Other analysts are also questioning afresh the oil companies' data. U.S. Wall Street energy group Herold last month compared the stated reserves of the world's leading oil companies with their quoted discoveries and production levels. Herold predicts that the seven largest will all begin seeing production declines within four years. Deutsche Bank analysts report that global oil production will peak in 2014.

According to Chris Skrebowski, editor of Petroleum Review, a monthly magazine published by the Energy Institute in London, conventional oil reserves are now declining about 4 to 6 percent a year worldwide. He says 18 large oil-producing countries, including Britain, and 32 smaller ones, have declining production; and he expects Denmark, Malaysia, Brunei, China, Mexico and India all to reach their peak in the next few years.

"We should be worried. Time is short and we are not even at the point where we admit we have a problem," Skrebowski says. "Governments are always excessively optimistic. The problem is that the peak, which I think is 2008, is tomorrow in planning terms." On the other hand, Equatorial Guinea, Sao Tome, Chad and Angola are all expected to grow strongly.

What everyone agrees with is that world oil demand is surging.
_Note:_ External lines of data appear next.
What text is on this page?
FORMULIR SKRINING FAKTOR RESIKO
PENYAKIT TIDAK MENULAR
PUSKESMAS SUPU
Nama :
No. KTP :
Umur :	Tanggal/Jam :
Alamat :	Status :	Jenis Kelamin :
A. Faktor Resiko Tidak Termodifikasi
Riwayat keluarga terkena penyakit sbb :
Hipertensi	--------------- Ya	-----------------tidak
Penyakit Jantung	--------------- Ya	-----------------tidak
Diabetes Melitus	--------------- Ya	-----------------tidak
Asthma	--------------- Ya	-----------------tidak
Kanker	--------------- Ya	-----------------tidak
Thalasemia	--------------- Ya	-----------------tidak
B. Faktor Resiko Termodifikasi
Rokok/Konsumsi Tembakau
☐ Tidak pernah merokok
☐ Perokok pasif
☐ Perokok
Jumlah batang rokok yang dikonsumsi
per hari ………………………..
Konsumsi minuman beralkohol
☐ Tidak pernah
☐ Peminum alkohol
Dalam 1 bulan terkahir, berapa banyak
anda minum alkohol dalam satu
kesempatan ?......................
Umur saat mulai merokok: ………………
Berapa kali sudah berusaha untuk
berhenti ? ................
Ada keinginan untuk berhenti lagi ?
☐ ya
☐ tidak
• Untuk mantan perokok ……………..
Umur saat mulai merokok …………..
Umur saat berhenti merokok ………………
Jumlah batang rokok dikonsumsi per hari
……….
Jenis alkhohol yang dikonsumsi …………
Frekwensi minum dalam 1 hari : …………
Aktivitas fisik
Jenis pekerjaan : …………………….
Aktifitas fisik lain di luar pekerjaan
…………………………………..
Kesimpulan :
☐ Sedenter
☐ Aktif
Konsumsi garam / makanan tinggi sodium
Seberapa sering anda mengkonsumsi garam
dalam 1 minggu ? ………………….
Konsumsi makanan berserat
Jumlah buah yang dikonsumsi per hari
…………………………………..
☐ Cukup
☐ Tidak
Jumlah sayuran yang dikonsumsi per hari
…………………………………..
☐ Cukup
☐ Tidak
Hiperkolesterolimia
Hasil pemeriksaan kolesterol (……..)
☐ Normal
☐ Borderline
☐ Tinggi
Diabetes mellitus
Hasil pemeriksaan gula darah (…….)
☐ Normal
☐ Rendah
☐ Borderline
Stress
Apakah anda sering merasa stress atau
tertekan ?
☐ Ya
The International Energy Agency, which collates national figures and predicts demand, says developing countries could push demand up 47 percent, to 121 million barrels a day, by 2030, and that oil companies and oil-producing nations must spend about $100 billion a year to develop new supplies to keep pace. According to the IEA, demand rose faster in 2004 than in any year since 1976. China's oil consumption, which accounted for a third of extra global demand last year, grew 17 percent and is expected to double over 15 years to more than 10 million barrels a day -- half the United States' present demand. India's consumption is expected to rise by nearly 30 percent in the next five years. If world demand continues to grow at 2 percent a year, then almost 160 million barrels a day will need to be extracted in 2035, twice as much as today.
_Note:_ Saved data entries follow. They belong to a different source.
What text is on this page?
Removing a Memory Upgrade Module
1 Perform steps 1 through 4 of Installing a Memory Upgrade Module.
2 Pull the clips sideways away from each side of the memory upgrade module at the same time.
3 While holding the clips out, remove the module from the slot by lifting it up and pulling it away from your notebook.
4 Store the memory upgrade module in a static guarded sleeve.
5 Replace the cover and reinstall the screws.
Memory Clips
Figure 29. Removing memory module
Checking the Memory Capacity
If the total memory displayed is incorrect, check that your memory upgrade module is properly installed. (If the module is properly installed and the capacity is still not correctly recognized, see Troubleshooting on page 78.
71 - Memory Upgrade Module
That, say most geologists, is almost inconceivable. According to industry consultants IHS Energy, 90 percent of all known reserves are now in production, suggesting that few major discoveries remain to be made. Shell says its reserves fell last year because it only found enough oil to replace 15 to 25 percent of what the company produced. BP told the U.S. stock exchange that it replaced only 89 percent of its production in 2004.

Moreover, oil supply is increasingly limited to a few giant fields, with 10 percent of all production coming from just four fields and 80 percent from fields discovered before 1970. Even finding a field the size of Ghawar in Saudi Arabia, by far the world's largest and said to have another 125 billion barrels, would meet world demand only for about 10 years.

"All the major discoveries were in the 1960s, since when they have been declining gradually over time, give or take the occasional spike and trough," says Campbell. "The whole world has now been seismically searched and picked over. Geological knowledge has improved enormously in the past 30 years, and it is almost inconceivable now that major fields remain to be found." He accepts that there may be a big field or two left in Russia, and more in Africa, but these would have little bearing on world supplies. Unconventional deposits like tar sands and shale may only slow the production decline.

"The first half of the oil age now closes," says Campbell. "It lasted 150 years and saw the rapid expansion of industry, transport, trade, agriculture and financial capital, allowing the population to expand sixfold. The second half now dawns, and it will be marked by the decline of oil and all that depends on it, including financial capital."

So did the Swiss bankers comprehend the seriousness of the situation when he talked to them? "There is no company on the stock exchange that doesn't make a tacit assumption about the availability of energy," says Campbell. "It is almost impossible for bankers to accept it. It is so out of their mindset."